I had the chance to sit down with CEO Aaron Reitkopf to talk about their culture of curiosity, competitiveness and collaboration.
1. You talk about ideas people can belong to. From a culture perspective, why do you think your employees join your company?
We believe our external mission is the same as our internal mission: Creating ideas people can belong to. It’s the most important metric in the world. The core metric marketing has always been about. Belonging is a fundamental need, so we take the same thing we create for our clients and create it for ourselves. This idea you can belong to internally is a culture people want to belong to, defined by clear values, and each of our eleven offices around the world have their own distinctive spin on these values. For instance, you have to be globally curious. If you don’t have a passport, that might make us alarmed about you.
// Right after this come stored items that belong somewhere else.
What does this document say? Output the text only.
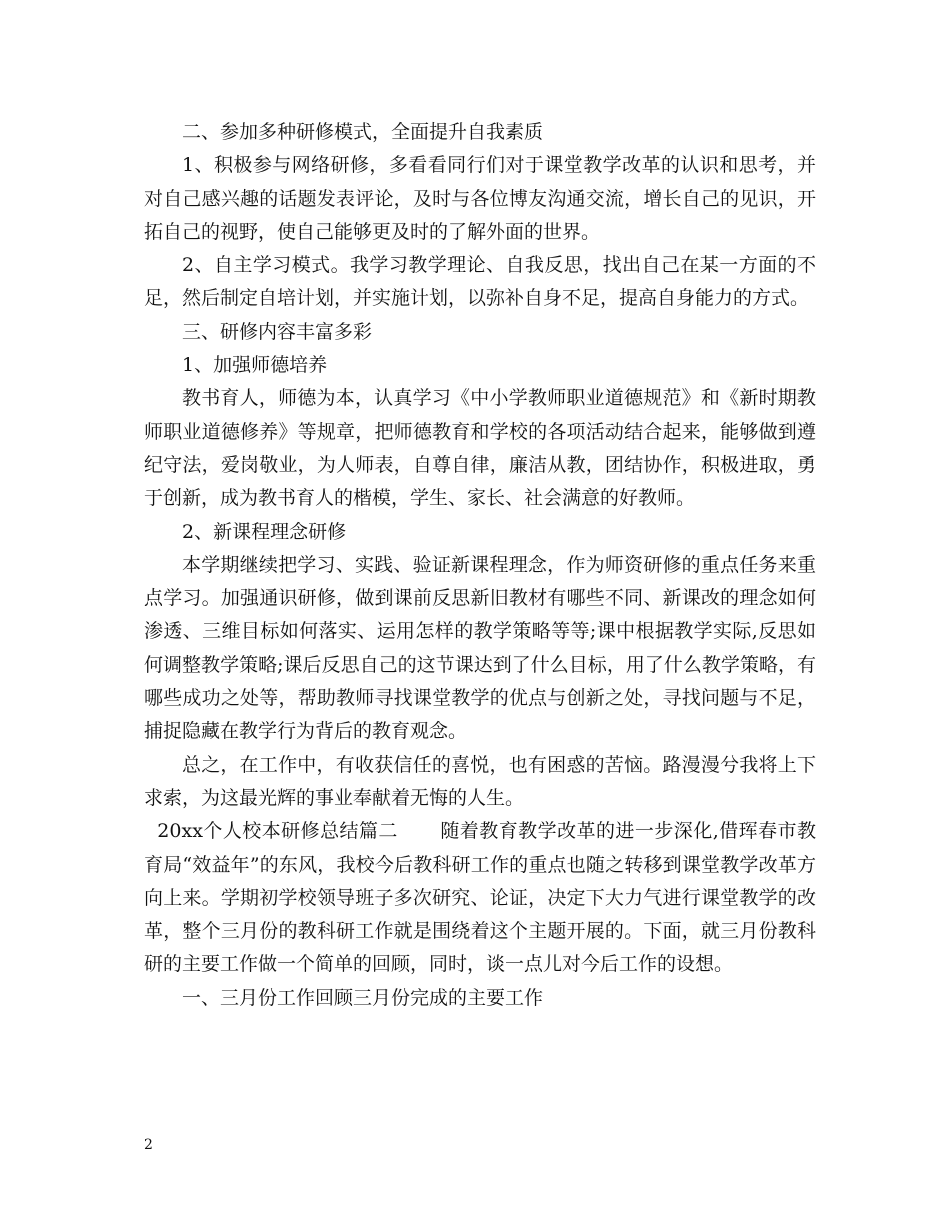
二、参加多种研修模式，全面提升自我素质

1、积极参与网络研修，多看看同行们对于课堂教学改革的认识和思考，并对自己感兴趣的话题发表评论，及时与各位博友沟通交流，增长自己的见识，开拓自己的视野，使自己能够更及时的了解外面的世界。

2、自主学习模式。我学习教学理论、自我反思，找出自己在某一方面的不足，然后制定自培计划，并实施计划，以弥补自身不足，提高自身能力的方式。

三、研修内容丰富多彩

1、加强师德培养

教书育人，师德为本，认真学习《中小学教师职业道德规范》和《新时期教师职业道德修养》等规章，把师德教育和学校的各项活动结合起来，能够做到遵纪守法，爱岗敬业，为人师表，自尊自律，廉洁从教，团结协作，积极进取，勇于创新，成为教书育人的楷模，学生、家长、社会满意的好教师。

2、新课程理念研修

本学期继续把学习、实践、验证新课程理念，作为师资研修的重点任务来重点学习。加强通识研修，做到课前反思新旧教材有哪些不同、新课改的理念如何渗透、三维目标如何落实、运用怎样的教学策略等等;课中根据教学实际,反思如何调整教学策略;课后反思自己的这节课达到了什么目标，用了什么教学策略，有哪些成功之处等，帮助教师寻找课堂教学的优点与创新之处，寻找问题与不足，捕捉隐藏在教学行为背后的教育观念。

总之，在工作中，有收获信任的喜悦，也有困惑的苦恼。路漫漫兮我将上下求索，为这最光辉的事业奉献着无悔的人生。

20xx个人校本研修总结篇二 随着教育教学改革的进一步深化,借珲春市教育局“效益年”的东风，我校今后教科研工作的重点也随之转移到课堂教学改革方向上来。学期初学校领导班子多次研究、论证，决定下大力气进行课堂教学的改革，整个三月份的教科研工作就是围绕着这个主题开展的。下面，就三月份教科研的主要工作做一个简单的回顾，同时，谈一点儿对今后工作的设想。

一、三月份工作回顾三月份完成的主要工作

2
2. The great workplaces of the world have soul. What do you do to humanize your culture?
First, we work very hard on making sure there’s no “me, I or my,” and more “we, our and us.” We’re pushing towards a common goal. You can’t only be about yourself and your point of you. Our brainstorms are about the third idea, which is yours plus mine to make ours. That makes the idea more powerful. Third, bring yourself to work. You. The real you. Not the business you. Not the you that you thought you were supposed to be. Be you. Share your ideas, don’t just play the role you’re assigned. Be present.
3. Belonging is a basic human craving. How do employees know that they’ve found a home?
We have offices all around the world. And at our New York office, almost nobody is from New York. We’re all from somewhere else. Everyone brings a unique point of view, many from countries around the world. We never tried to be diverse, we just have the values about global curiosity, and that’s what creates a diverse culture organically. Diversity isn’t an imperative you just create. We recruit in such a way that, even if get the culture fit wrong, we always get the mindset fit and the value fit right, and that’s what brings in the best people. Great culture isn’t constructed. There are guardrails, but the culture comes together on its own, nobody really controls it. And we love it that way.